Unlike other drip irrigation systems that rely upon connection to an outside tap – see drip irrigation systems on Amazon UK – Irrigatia automatic watering systems are designed to be used with any water storage system – most commonly water butts if used at home.
We decided to test the Irrigatia Sol K12 system at home to water our patio pots.
There were two reasons for this:
- To water our plants when we go away on holiday
- To save us time on a daily basis
Since installing the system, we’ve also noticed that our plants look healthier. We think this is because the Irrigatia Sol K12 releases water gradually throughout the day, meaning they never dry out.
The Irrigatia Drip Irrigation System
The Irrigatia system works in a very simple way. Within the body of the unit there is a small diaphragm pump that sucks water out of a water butt or other reservoir, and pumps this water through the drip irrigation system. The system can pump upwards enabling it to water hanging baskets.
Perhaps best of all, the Irrigatia system is 100% powered by the sun. On the outside of the body are solar panels to harvest the sun’s energy, which is then stored in rechargeable batteries contained inside the pump unit. The sunnier a day, the more the batteries are charged, leading to the batteries providing more power to the pump. This means that the system automatically provides more water on sunny days when plants need it most.
At the time of creating this video, Irrigatia are selling the Irrigatia Sol K12, and the new model, the Irrigatia Sol C12, aimed at the patio watering market of up to five large hanging baskets, or 12 ten litre pots.
The main difference is that the newer model contains a night mode sensor that turns off the pump at night. Good if the pump will be situated below a bedroom window. Perhaps most useful is a water level sensor that switches the pump off if it detects that the level in the water reservoir is too low – helping to protect the pump.
Our water butts are replenished from a drain pipe that collects water from the roof of the house.
We’ve connected two water butts together using their taps to provide a reservoir of 400 litres, and in dry hot weather we estimate that we could leave the Irrigatia Sol K12 system running for 3 to four weeks with no care or maintenance.

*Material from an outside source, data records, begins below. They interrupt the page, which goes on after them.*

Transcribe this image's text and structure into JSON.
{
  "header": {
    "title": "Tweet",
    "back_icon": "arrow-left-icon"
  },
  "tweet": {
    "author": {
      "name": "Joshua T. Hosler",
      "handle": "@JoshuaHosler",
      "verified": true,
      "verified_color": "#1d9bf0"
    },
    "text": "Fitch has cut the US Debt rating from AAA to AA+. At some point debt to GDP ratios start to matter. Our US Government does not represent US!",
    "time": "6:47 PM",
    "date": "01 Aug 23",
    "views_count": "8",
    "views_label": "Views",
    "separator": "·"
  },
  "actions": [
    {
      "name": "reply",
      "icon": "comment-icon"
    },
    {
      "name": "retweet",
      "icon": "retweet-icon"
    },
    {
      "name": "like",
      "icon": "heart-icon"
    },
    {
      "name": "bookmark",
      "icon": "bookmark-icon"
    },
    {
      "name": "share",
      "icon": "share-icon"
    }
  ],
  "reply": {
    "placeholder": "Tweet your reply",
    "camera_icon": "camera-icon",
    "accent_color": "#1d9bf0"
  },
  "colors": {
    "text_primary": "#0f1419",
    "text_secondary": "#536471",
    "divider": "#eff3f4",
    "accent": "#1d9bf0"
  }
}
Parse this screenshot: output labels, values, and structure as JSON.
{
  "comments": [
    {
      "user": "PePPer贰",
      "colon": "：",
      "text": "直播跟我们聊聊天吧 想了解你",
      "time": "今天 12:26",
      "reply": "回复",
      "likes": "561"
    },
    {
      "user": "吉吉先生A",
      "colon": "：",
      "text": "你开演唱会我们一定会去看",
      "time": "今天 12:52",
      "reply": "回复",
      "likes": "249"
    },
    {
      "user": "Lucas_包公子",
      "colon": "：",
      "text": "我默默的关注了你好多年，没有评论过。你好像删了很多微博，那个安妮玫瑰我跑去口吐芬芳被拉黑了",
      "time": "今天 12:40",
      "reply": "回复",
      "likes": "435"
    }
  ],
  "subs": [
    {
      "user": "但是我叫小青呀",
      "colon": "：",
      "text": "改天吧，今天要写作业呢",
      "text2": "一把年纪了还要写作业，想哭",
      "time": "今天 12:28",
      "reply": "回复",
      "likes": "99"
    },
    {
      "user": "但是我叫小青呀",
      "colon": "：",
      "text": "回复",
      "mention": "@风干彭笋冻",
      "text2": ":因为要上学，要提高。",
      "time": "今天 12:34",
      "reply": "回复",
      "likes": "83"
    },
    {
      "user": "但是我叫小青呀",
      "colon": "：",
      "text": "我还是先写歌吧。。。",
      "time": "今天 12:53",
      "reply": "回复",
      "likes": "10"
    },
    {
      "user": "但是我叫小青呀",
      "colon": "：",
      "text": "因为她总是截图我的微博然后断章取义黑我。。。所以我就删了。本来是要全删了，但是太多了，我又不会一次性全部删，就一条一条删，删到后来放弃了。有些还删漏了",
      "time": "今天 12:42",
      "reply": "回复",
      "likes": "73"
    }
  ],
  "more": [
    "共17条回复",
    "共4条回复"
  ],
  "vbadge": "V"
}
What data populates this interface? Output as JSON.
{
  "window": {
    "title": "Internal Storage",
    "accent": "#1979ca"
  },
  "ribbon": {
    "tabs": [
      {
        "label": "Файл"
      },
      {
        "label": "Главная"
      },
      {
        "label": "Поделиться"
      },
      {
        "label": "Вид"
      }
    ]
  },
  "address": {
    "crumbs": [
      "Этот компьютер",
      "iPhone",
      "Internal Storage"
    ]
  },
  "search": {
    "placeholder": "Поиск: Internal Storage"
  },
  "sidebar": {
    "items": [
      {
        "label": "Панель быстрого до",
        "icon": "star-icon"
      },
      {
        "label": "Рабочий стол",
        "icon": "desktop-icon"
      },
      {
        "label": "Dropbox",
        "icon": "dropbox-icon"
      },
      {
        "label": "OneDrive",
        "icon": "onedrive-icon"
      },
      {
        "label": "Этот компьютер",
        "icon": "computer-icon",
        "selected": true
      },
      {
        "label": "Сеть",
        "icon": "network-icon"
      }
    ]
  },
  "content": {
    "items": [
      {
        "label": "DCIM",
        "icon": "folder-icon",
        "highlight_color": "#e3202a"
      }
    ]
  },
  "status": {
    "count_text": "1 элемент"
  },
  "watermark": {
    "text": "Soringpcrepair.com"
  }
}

Installation of the Irrigatia system is quite straightforward. First step is deciding where to site the pump body with the solar panels. This needs to be near the water source, and not in shade. It is possible to purchase additional plastic pipe to enable you to put the pump body in a sunny part of the garden.
After mounting the unit, the next step is to connect the unit to the water reservoir, ensuring that there is enough length of pipe to reach down to the bottom of the water storage.
The water out tube is then connected to the pump. Like nearly all other drip irrigation systems, it requires you to create a network of pipe and drippers in a chain to water all your pots.
The Irrigatia Sol K12 comes with 12 drippers and 15m of tube to enable you to do this. The pipe is simply cut with scissors, and using the supplied tee joints, it is possible to make branches off the main supply tube to water each pot.
For more flexibility it is possible to purchase additional pipe, drippers, and tees online – as well as drip hose. This would give even great control over water usage by giving larger pots more drippers, and hence more water.
Once installed, for the first few days we regularly checked the drippers to check that they were watering correctly. An easy test is to place a jam jar at the end of a dripper to collect the water.
We found it took 24 hours before the system was working properly, probably because it took this long for the batteries to be fully charged by the sun.
We also experimented with turning up and down the pump output. There are five settings available using the control knob on the side of the pump unit. For our set up the recommended mid-setting works just fine.
Since installing the system a couple of months ago we have not experienced any problems, and our flowers are blooming.
Only time will tell how long the pump unit, and other components will last, but it is possible to buy spare parts, as well as extension kits, online.